Baranga's first play, written in the socialist realist style promoted by the governing Romanian Communist Party, was the 1946 Bal în Făgădău. His first real success came with the comedy Mielul turbat (1954), which featured characters special to his drama, and who reappeared in Adam și Eva (1963), Sfântul Mitică Blajinu (1966), Opinia publică (1967), and Interesul general (1971). Generally speaking, his plays revolve around work and family. His worker-protagonists are functionaries who find themselves in a bureaucratic hierarchy, the stage decor consisting of files, waste-paper baskets and charts on walls, their main activity being the generation of more files. Characters are defined by how they serve the institution: those who show initiative, energy, honesty and devotion to the "general interest" are good; those who place their own interests first and lie, slander, delay and forge in order to attain it are bad. His 1975 Viața unei femei is a psychological drama in which the heroine stages her own past, playing herself. The 1978 Jurnal de atelier features a selection of diary entries covering thirty years and reworked from a 1970s perspective; they include information about the conception and composition of his plays, fragments of poetry, autobiographical notes, sketches of artists and acidic portraits of nomenklatura members, written with the cynicism of a man who was himself the beneficiary of many privileges from the communist regime.

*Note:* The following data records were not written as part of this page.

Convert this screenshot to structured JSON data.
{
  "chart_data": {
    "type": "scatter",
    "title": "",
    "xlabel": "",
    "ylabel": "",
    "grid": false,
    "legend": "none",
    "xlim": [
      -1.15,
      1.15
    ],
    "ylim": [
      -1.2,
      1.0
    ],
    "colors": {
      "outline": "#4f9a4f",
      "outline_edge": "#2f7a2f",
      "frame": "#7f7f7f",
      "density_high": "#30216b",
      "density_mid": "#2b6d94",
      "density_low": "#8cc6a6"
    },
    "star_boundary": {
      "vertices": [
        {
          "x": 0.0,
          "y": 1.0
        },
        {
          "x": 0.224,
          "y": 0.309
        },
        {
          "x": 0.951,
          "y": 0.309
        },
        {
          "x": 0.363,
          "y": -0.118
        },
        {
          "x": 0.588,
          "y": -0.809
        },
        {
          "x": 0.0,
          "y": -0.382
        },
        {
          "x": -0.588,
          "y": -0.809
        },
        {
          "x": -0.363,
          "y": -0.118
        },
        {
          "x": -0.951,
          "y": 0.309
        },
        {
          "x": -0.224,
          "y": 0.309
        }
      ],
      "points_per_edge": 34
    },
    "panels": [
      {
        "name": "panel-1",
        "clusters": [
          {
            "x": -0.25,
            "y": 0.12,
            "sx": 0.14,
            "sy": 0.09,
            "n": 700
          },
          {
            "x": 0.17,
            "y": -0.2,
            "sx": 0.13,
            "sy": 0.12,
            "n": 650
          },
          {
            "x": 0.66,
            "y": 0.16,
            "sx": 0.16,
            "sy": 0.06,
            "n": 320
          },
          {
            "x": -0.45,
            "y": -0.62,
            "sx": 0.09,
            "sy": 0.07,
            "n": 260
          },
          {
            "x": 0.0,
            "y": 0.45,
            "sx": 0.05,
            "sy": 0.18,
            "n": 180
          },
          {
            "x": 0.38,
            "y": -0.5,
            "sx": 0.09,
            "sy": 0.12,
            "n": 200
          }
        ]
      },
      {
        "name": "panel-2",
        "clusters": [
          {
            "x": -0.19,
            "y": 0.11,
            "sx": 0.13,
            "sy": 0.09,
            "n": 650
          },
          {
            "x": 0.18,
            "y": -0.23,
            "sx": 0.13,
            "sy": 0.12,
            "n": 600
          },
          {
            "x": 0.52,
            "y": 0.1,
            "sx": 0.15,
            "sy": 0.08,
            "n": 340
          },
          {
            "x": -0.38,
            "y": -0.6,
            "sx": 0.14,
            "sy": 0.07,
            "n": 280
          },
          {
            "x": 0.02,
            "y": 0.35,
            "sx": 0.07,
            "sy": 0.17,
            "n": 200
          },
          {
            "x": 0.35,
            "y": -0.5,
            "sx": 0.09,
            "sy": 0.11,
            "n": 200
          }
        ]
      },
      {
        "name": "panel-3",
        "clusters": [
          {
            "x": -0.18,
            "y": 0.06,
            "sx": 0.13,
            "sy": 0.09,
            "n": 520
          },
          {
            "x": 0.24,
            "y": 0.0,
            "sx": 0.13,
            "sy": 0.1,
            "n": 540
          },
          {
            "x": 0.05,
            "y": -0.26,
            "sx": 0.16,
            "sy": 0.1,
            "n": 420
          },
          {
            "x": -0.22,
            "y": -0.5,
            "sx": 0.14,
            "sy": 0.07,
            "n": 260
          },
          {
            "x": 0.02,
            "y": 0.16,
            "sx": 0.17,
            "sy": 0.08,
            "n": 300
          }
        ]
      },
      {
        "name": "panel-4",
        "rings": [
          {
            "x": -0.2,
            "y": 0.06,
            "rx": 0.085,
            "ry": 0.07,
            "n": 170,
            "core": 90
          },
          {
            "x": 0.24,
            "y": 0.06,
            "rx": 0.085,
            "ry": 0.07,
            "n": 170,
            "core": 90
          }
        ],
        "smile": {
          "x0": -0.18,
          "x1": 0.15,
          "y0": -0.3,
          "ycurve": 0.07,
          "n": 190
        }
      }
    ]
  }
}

He was the artistic director of the National Theatre Bucharest under director Zaharia Stancu, and a member of the Central Committee of the Communist Party between 1969 and 1974. In 1978, terminally ill, he launched into a self-criticism, addressing a letter to the National Colloquium of Dramatic Literature. There, he recognized the failure of part of his work, confessing that it featured "manipulated mannequins" and "minutely made-up characters", which, as a "rudimentary notion of aesthetics" could reveal, disfigured the reality they sought to convey. He won the State Prize in 1954 and the Prize of the Bucharest Writers' Association in 1975. The ruling party appreciated him for following its directives in his writing, while the public enjoyed his ironic comments toward bureaucracy and demagogy, which seemed to indicate a form of assertiveness. Critic Alex. Ștefănescu describes him as "an I. L. Caragiale produced by communist culture, which means a subdued, decolorized and predictable I. L. Caragiale". According to Vladimir Tismăneanu, "he could have been a real intellectual, he chose to be a buffoon, a valet or a servant. He was too intelligent to be a fanatic, but also too fanatical to be considered intelligent."

With his first wife he had a son, Harry Baranga, who studied at the IATC and then went to work for the Romanian section of the BBC. He later married actress Marcela Rusu. Baranga died in Bucharest at age 65, and was incinerated in the city's Cenușa Crematorium.